Dr. Wanjala  shared lessons from her lifelong experience in social healing and conflict resolution and argued for increased long-term support for local and grassroots structures. With a view to the role of the international community, Dr. Wanjala made a plea for more flexibility and patience to ensure that  international support to peace processes can be upheld even if deadlines are not met or the process takes an unexpected turn. Peacebuilding, she said, is no rocket science. Women have been doing it as nurses, relief workers and social workers before it was called peacebuilding and the field was professionalized, reduced to boardroom discussions, became less inclusive and ultimately dominated by men.

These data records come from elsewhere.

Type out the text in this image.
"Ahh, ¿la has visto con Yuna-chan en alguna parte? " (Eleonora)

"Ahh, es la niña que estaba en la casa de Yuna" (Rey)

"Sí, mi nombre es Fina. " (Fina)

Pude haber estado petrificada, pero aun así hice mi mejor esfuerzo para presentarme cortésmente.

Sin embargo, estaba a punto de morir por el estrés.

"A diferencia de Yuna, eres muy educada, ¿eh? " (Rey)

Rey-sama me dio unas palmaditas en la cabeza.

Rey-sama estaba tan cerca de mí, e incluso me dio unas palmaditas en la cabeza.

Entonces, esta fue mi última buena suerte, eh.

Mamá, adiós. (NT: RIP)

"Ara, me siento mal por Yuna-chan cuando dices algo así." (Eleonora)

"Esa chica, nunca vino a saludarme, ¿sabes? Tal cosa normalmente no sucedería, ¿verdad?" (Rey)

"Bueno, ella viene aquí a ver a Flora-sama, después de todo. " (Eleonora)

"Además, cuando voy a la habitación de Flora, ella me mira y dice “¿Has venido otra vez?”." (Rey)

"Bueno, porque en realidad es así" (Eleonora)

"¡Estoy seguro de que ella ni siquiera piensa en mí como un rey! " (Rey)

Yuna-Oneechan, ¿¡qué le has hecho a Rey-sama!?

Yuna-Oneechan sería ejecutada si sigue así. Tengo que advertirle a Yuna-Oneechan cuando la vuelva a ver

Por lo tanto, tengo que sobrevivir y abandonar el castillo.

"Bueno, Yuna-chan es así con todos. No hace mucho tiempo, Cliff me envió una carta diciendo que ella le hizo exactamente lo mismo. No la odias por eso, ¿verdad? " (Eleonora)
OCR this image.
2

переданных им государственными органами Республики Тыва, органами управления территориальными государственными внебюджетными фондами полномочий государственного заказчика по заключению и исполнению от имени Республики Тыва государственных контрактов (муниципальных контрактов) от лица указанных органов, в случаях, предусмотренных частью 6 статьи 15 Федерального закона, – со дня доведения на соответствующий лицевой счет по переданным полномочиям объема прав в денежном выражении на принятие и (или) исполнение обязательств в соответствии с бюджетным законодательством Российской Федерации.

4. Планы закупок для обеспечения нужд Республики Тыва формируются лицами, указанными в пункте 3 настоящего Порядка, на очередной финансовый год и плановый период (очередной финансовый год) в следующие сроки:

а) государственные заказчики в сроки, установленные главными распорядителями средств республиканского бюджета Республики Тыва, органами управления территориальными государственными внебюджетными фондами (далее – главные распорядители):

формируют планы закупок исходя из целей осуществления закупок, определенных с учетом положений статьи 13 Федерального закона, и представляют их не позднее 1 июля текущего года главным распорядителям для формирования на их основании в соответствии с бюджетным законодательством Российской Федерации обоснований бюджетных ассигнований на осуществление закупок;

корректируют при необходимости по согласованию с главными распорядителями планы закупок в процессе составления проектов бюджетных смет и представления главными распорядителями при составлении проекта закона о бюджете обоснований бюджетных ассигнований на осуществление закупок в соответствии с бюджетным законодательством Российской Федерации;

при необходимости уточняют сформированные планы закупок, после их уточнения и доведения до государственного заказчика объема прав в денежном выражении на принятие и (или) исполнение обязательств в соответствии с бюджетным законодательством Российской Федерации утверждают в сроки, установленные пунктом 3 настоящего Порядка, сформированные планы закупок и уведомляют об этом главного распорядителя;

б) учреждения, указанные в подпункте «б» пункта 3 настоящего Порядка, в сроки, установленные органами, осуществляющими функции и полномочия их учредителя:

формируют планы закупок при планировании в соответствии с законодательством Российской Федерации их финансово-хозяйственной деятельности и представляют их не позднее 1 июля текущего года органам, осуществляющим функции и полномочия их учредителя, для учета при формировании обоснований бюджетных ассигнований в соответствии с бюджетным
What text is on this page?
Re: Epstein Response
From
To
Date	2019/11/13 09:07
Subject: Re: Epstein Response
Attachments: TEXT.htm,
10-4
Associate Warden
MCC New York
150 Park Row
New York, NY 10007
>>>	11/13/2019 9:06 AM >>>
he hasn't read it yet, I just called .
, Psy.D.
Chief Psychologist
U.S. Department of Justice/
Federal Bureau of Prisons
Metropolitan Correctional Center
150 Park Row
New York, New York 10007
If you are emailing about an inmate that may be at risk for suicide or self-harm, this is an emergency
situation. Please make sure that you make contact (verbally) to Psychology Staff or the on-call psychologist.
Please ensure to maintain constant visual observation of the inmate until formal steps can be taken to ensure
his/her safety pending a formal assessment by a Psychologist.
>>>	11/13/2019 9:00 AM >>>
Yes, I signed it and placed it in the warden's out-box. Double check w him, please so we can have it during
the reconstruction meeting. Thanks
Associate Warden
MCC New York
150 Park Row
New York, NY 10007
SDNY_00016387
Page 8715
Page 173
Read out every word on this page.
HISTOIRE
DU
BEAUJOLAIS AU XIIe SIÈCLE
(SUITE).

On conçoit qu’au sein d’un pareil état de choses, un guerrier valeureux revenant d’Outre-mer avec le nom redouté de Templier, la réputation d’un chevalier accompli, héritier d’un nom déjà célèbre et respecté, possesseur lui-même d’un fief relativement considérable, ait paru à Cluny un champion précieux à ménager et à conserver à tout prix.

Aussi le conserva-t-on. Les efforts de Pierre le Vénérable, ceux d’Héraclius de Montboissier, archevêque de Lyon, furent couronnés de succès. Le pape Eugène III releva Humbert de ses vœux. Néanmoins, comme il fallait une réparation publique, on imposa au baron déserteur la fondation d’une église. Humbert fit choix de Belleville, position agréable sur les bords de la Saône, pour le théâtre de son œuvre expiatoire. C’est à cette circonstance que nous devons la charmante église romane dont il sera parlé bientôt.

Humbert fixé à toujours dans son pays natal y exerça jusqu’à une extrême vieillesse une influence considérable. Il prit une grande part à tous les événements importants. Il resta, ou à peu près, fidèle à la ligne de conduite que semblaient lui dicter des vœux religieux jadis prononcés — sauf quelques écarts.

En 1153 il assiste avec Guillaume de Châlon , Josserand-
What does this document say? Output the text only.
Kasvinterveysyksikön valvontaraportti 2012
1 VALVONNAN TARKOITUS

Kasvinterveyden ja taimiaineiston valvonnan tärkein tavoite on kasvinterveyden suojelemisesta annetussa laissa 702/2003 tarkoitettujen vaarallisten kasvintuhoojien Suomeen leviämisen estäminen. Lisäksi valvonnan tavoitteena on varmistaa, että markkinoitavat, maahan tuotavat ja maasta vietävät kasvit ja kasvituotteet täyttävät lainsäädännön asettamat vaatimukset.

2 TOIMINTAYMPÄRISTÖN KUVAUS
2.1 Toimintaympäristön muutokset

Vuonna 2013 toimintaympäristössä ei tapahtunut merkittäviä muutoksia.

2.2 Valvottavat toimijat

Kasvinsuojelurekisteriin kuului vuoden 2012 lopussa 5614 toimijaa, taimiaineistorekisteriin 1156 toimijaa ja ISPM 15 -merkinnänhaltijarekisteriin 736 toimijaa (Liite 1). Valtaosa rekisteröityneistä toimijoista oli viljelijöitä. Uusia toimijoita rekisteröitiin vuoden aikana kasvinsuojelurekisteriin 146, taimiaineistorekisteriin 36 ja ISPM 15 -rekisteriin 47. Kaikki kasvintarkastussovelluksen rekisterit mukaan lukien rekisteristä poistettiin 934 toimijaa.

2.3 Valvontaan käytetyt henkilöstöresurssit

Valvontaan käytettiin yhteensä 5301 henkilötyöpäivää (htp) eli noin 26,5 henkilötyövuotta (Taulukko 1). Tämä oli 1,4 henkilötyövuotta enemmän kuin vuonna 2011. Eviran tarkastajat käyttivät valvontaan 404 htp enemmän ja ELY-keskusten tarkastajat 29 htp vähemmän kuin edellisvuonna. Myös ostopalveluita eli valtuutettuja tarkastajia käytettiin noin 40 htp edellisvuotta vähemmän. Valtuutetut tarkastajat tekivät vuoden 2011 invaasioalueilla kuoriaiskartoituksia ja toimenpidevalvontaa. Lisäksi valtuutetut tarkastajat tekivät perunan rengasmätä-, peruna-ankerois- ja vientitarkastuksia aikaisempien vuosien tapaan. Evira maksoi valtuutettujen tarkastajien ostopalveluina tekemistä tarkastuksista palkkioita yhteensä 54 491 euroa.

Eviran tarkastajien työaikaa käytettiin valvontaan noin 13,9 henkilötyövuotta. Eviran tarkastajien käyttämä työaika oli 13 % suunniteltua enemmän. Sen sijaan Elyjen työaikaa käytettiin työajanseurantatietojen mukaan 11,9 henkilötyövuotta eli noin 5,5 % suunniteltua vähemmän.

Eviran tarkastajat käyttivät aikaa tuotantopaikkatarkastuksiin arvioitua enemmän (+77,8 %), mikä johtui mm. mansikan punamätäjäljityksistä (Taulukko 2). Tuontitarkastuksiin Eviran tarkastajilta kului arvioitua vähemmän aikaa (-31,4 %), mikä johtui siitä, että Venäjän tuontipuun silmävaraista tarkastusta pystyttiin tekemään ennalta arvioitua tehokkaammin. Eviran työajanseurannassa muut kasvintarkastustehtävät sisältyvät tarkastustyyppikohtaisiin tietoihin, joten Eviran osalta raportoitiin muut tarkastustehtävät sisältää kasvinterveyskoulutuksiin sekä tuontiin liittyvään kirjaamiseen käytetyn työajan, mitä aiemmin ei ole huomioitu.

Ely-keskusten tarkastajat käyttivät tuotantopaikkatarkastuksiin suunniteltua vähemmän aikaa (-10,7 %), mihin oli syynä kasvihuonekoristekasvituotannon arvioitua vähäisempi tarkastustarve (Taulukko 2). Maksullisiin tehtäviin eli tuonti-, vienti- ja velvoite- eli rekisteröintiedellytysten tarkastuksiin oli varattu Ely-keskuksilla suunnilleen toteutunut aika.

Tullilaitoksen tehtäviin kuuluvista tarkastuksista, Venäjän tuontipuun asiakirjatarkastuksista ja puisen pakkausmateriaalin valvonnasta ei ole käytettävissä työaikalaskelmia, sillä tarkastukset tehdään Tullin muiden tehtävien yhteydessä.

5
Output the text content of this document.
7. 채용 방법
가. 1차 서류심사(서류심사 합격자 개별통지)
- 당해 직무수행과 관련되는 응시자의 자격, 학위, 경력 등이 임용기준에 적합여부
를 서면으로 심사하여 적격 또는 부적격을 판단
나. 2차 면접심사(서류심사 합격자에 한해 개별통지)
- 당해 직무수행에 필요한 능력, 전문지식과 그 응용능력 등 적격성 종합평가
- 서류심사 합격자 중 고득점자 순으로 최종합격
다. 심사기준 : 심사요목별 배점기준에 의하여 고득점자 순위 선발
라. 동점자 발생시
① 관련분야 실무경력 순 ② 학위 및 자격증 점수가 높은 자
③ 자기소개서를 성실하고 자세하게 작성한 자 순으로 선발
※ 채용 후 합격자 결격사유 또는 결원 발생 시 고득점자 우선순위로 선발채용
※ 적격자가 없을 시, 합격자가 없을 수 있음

Dr. Wanjala offered innovative strategies to solving conflicts on the local level, as reflected in the Kenyan District Peace Committees as an instrument to facilitate inter-communal conflict resolution. At the same time, she warned that the ownership of such mechanisms is often taken away from the people concerned – for instance, governments may try to transform them not in the interest of peace, but in the interest of security. To do justice to the variety and depth of her elaborations, Polis180 will publish a blog on this Teatime in the near future.


Over the course of the next months, we will – together with international experts – discuss and analyse challenges and opportunities of (emerging) structures as well as actors on the African continent, who aim to prevent and transform conflicts with the power of mediation.